Efrasiyab’ın Hikayeleri Kitap Alıntıları

Cenneti görmemiz için gözlerimizi açmamız değil, belki de kapamamız gerekir.
Birinin huzurunu kaçırmak için, onu bilmediği bir şeyin var olduğuna inandırmak yeterliydi.
“Bana kalırsa cenneti, ancak orayı görenler anlatabilir, dedi, İstersen deneyelim ama, başarılı olacağımız oldukça şüpheli. Çünkü fikrime göre, cennete sadece çocuklar gider.”
ve gülümseyen herkes cennete bakıyor demektir”
“Arayış bitince, aranan şey artık bir kez bulunduğu için, korku da aşk da biter.”
“Her insan ancak bilmediği şeyden korkar. Korkusunu yenmek için bilmek ister. Fakat bilmesi için araması gerekir. İşte, din de bu arayış değil midir?”

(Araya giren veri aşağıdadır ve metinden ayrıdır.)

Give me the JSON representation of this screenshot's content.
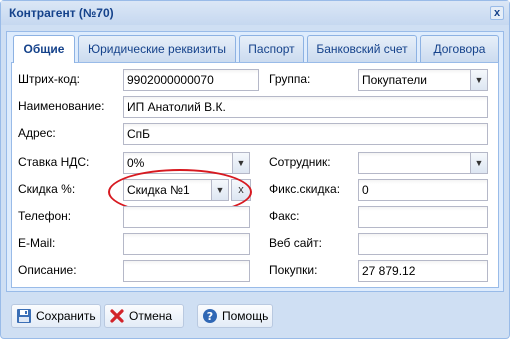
{
  "window": {
    "title": "Контрагент (№70)",
    "close_label": "x"
  },
  "tabs": [
    {
      "label": "Общие",
      "active": true
    },
    {
      "label": "Юридические реквизиты",
      "active": false
    },
    {
      "label": "Паспорт",
      "active": false
    },
    {
      "label": "Банковский счет",
      "active": false
    },
    {
      "label": "Договора",
      "active": false
    }
  ],
  "form": {
    "barcode": {
      "label": "Штрих-код:",
      "value": "9902000000070"
    },
    "group": {
      "label": "Группа:",
      "value": "Покупатели"
    },
    "name": {
      "label": "Наименование:",
      "value": "ИП Анатолий В.К."
    },
    "address": {
      "label": "Адрес:",
      "value": "СпБ"
    },
    "vat": {
      "label": "Ставка НДС:",
      "value": "0%"
    },
    "employee": {
      "label": "Сотрудник:",
      "value": ""
    },
    "discount": {
      "label": "Скидка %:",
      "value": "Скидка №1",
      "clear_label": "x"
    },
    "fixed_discount": {
      "label": "Фикс.скидка:",
      "value": "0"
    },
    "phone": {
      "label": "Телефон:",
      "value": ""
    },
    "fax": {
      "label": "Факс:",
      "value": ""
    },
    "email": {
      "label": "E-Mail:",
      "value": ""
    },
    "website": {
      "label": "Веб сайт:",
      "value": ""
    },
    "description": {
      "label": "Описание:",
      "value": ""
    },
    "purchases": {
      "label": "Покупки:",
      "value": "27 879.12"
    }
  },
  "buttons": {
    "save": "Сохранить",
    "cancel": "Отмена",
    "help": "Помощь"
  },
  "colors": {
    "highlight_ellipse": "#d71920",
    "title_text": "#15428b",
    "window_bg": "#cfdff3"
  },
  "icons": {
    "save": "floppy-disk-icon",
    "cancel": "red-x-icon",
    "help": "question-circle-icon",
    "combo": "chevron-down-icon"
  }
}
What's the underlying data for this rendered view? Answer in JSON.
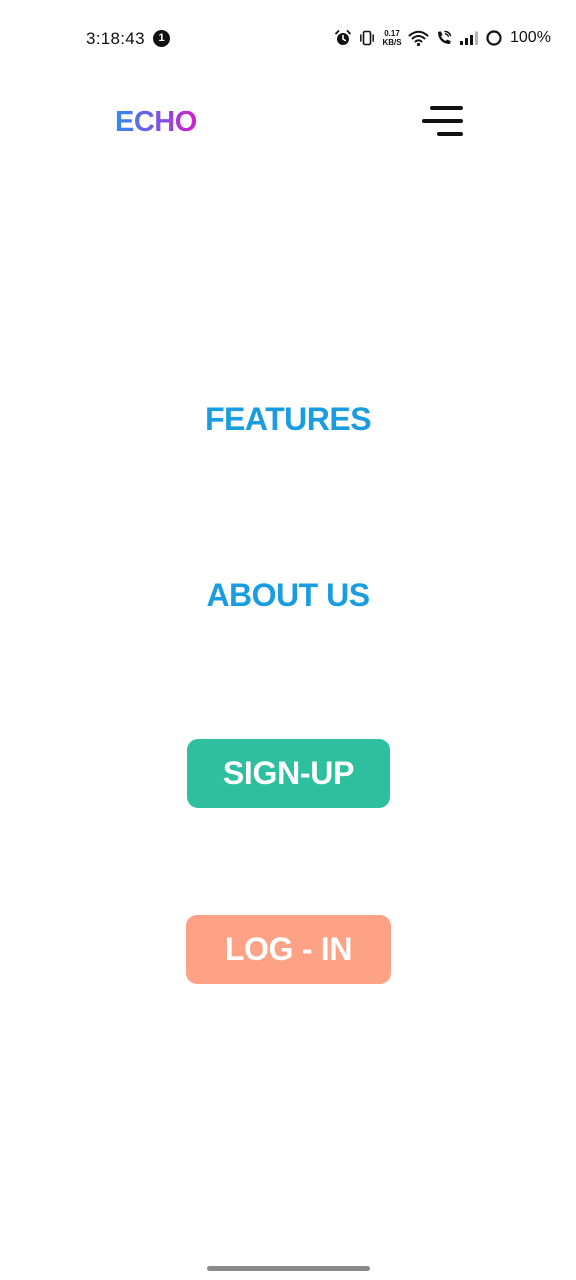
{
  "status_bar": {
    "time": "3:18:43",
    "notification_count": "1",
    "net_speed_value": "0.17",
    "net_speed_unit": "KB/S",
    "battery": "100%"
  },
  "header": {
    "logo": "ECHO",
    "menu_icon": "hamburger-menu-icon"
  },
  "nav": {
    "features": "FEATURES",
    "about_us": "ABOUT US",
    "sign_up": "SIGN-UP",
    "log_in": "LOG - IN"
  },
  "colors": {
    "link": "#1a9de0",
    "signup_bg": "#2ebf9f",
    "login_bg": "#fea286",
    "logo_gradient_start": "#2f8cf0",
    "logo_gradient_end": "#d21fc9"
  }
}
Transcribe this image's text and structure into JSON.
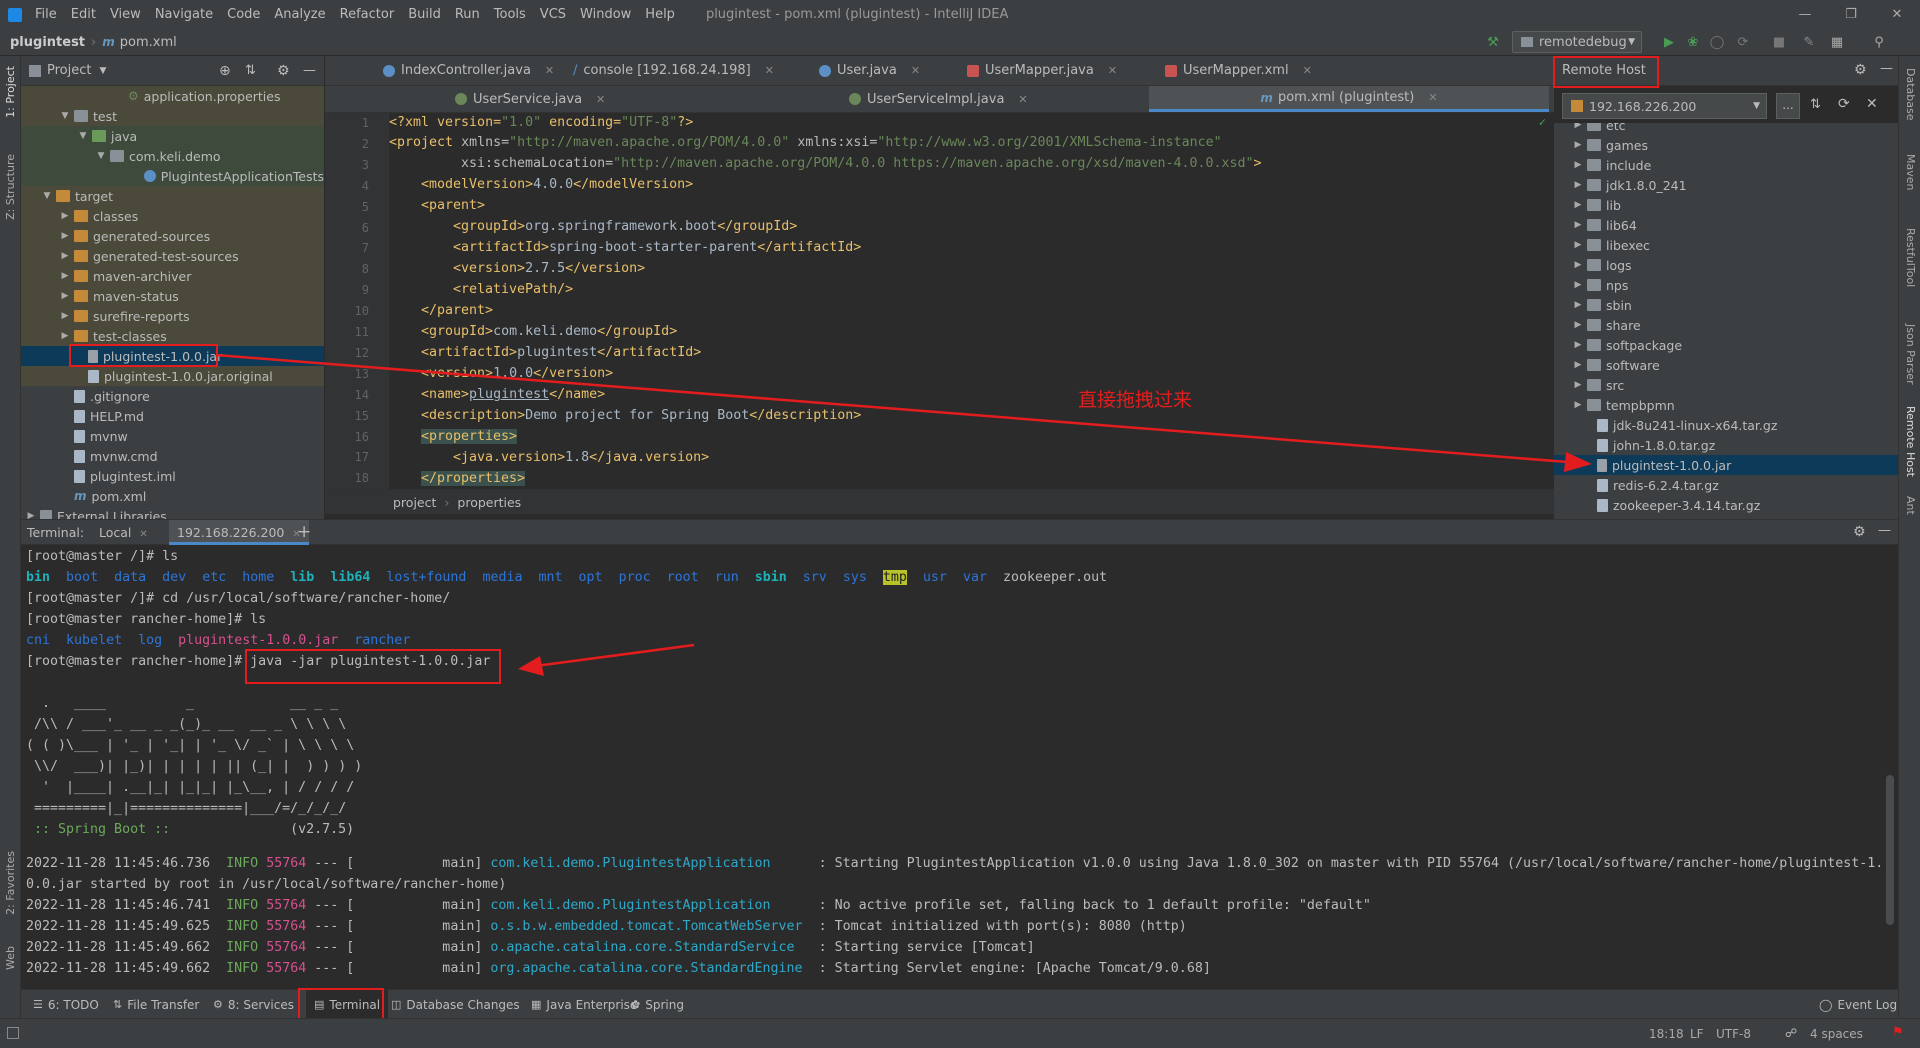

“Başkalarının mahrem hayatlarını gözetleme, dedikodu ve tecessüs, ayıplanma korkusunu yaşayanların kendi çektiklerini, belki de başka herkese yaşatma ve böylece kaderlerini paylaşıp sıkıntılarını hafifletme eğilimlerinin bir sonucu olmalıydı”
“…derin iç dünyası yoktu. Bu yüzden, hakiki bir erkekte olması gerektiği gibi hayata gerçekçi, yani boş boş bakardı”
“…kasabalı, gerek dağ başında tek başına yaşayan bir çoban, gerekse yalısında inzivaya çekilmiş bir beyzadeden çok farklı olarak, dünya ve insanlar hakkındaki bütün hükümleri önceden verip bunları geleneklerinde yaşatan bir cemaat içinde ömür sürerdi. Kesin, sarsılmaz ve sağlam oldukları için, bu hükümleri onun değil çiğnemek, kabul etmemesi, yahut kendisiyle hesaplaşıp onların yerine yenilerini koymak gibi hem gereksiz hem de tehlikeli bir maceraya atılması mümkün değildi. Kasaba cemaatinden olanların çoğu, vicdan denilen baş belasından kurtulmuş oluyordu. Çünkü doğruyu örf ve âdetler nasıl olsa gösterdiğine göre, onu bulmak için kafa patlatmak artık şart değildi”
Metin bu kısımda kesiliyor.